Bırakmaktan bahsettiğimizde kulağa biraz olumsuz geldiğinin farkındayım. Sanki ortada bir kaybedilmişlik var gibi duruyor. Tabi biz insanlar kaybetmekten korkarız. Bu koruma modumuzun bir parçasıdır. Olası kayıplara odaklanıp kendimizi bundan uzak tutmaya çalışırız. Ancak daha önce hiç bırakmaya kayıp değil de bir kazanç olabileceği açıdan baktık mı?
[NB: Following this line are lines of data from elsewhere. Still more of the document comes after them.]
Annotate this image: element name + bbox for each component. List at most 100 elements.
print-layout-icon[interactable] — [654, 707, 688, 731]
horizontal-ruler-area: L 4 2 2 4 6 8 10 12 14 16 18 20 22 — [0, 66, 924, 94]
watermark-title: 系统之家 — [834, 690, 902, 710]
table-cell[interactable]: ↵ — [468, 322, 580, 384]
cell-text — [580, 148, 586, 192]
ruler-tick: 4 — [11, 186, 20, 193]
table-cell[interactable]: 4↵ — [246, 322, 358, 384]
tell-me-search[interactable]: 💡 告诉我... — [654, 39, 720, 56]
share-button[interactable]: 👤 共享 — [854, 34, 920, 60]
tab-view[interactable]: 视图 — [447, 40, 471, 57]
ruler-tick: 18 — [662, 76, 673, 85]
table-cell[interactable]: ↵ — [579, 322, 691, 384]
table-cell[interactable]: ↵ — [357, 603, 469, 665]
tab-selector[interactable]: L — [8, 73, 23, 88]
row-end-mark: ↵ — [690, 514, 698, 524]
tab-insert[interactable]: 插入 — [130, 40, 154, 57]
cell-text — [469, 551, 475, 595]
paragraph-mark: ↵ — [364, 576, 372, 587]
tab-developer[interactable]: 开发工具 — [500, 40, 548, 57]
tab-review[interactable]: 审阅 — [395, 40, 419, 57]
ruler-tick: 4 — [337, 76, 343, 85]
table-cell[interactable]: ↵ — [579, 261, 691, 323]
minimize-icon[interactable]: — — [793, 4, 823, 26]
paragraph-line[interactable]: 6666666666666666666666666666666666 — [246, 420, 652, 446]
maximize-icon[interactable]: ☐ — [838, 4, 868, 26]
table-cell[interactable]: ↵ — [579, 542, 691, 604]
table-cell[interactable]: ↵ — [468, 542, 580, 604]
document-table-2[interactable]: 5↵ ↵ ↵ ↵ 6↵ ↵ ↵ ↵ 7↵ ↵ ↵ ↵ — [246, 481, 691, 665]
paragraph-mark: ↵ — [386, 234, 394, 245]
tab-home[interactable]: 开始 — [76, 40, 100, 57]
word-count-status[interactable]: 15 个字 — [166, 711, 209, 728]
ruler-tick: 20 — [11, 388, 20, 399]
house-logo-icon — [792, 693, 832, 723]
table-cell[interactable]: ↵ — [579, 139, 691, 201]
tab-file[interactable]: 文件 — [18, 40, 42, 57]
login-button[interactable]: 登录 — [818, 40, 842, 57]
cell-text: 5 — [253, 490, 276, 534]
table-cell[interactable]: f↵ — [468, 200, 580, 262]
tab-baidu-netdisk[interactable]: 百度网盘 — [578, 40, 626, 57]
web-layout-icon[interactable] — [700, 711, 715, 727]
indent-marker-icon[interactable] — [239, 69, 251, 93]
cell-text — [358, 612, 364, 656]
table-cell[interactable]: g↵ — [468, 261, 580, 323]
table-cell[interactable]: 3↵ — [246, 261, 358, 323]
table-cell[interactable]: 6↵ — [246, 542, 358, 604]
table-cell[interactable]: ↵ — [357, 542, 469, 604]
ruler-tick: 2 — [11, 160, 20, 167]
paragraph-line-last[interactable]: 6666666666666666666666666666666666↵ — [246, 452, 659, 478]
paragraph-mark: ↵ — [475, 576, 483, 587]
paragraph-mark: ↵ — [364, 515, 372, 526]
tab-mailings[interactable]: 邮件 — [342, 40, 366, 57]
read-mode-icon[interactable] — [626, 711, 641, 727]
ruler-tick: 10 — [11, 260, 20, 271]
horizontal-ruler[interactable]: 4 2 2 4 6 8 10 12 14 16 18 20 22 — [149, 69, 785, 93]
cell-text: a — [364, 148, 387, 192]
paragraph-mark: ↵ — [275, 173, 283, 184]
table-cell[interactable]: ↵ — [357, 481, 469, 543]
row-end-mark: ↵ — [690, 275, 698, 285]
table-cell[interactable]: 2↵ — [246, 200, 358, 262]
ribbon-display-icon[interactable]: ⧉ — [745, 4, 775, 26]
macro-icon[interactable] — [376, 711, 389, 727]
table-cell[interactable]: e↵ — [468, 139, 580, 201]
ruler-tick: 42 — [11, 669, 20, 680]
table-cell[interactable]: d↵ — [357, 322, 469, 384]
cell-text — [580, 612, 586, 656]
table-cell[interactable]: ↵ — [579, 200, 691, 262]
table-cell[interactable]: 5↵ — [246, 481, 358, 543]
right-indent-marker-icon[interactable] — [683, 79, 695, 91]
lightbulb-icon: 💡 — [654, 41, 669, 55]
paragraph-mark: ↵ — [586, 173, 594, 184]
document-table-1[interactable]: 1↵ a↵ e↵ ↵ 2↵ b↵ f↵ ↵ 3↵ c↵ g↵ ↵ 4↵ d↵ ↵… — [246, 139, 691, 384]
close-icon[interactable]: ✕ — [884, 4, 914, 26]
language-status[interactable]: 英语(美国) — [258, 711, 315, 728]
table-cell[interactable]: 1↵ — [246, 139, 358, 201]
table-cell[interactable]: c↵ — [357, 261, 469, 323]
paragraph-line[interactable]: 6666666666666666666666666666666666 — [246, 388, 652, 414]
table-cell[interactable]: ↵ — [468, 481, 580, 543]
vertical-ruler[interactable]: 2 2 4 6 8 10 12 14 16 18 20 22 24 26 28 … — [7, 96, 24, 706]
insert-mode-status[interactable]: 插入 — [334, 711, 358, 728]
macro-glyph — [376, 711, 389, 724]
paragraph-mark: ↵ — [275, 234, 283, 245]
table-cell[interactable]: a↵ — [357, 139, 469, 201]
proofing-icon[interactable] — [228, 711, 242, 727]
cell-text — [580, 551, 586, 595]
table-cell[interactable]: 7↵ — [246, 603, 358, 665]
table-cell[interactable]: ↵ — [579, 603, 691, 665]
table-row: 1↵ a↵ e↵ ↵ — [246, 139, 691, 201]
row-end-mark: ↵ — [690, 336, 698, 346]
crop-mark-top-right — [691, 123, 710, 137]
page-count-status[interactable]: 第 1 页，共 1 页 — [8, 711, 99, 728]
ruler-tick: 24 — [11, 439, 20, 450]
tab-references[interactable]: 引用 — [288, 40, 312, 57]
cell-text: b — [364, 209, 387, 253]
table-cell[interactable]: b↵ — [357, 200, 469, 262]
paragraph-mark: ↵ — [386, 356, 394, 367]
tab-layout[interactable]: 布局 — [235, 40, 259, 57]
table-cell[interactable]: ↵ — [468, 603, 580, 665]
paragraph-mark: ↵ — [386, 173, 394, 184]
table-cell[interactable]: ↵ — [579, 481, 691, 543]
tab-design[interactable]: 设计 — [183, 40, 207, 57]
Odaklanmadığımız hatta bilmediğimiz nokta, çoğu zaman bizimle uyumlu olmayan şeyleri bırakmanın onun sürekli zihnimizi meşgul etmesinden daha iyi olacağıdır. Bırakmak bir nevi yeni ve daha güzel şeylere kapı aralamaktır. Biliyorum bir şeyleri bazen çok fazla istiyoruz. Ama o delicesine istediğimiz şeyler bazen bize uygun ve bizim için iyi şeyler olmuyorlar. Zaten bizim için en iyi seçenek o olsaydı, belki de hayatta bu zamana kadarki deneyimlerimiz ve bağlantılarımız bize ona ulaştırmış olurdu öyle değil mi?
Bırakmak ne değildir?
Bırakmak; istediğimiz şeye karşı artık ilgisiz olmakla, önemsememekle, duygusal olarak hiçbir şey hissetmemekle ilgili değildir. “Tamam bırakıyorum, artık umurumda bile değil, ne olursa olsun” demek değildir.
Peki bırakmak nedir, neleri içerir?
O şeye karşı içimizdeki yoğun isteği, kafamızdaki yoğun düşünceleri serbest bırakmak demektir. Biraz esnemesine izin vermek ve o şeyi hayatımızda bir varış noktası olarak görmemek demektir. O şeyin gerçekleşmesine dair kesin bir şart koymadan hala o yolda gereken çabayı göstermek demektir. Ona muhtaçmış gibi davranmadan o hedef doğrultusunda doğru bir şekilde çalışacak kadar önemsemektir. Kendimizi gerçekleştirmenin ve kendi değerimizi belirlemenin bir yolu yapmadan isteklerimizi hala makul seviyede diri tutmak demektir. Bırakabilmek iyi ve kötü yanları olduğu gibi kabul edebilmektir. Söylediklerim çok kompleks geldiyse eğer kısacası avucumuzu biraz açmaktan bahsediyorum aslında. Onu ve kendimizi sıkıştırmadan, biraz yayılmasına, serbestçe gezmesine izin vermek demektir.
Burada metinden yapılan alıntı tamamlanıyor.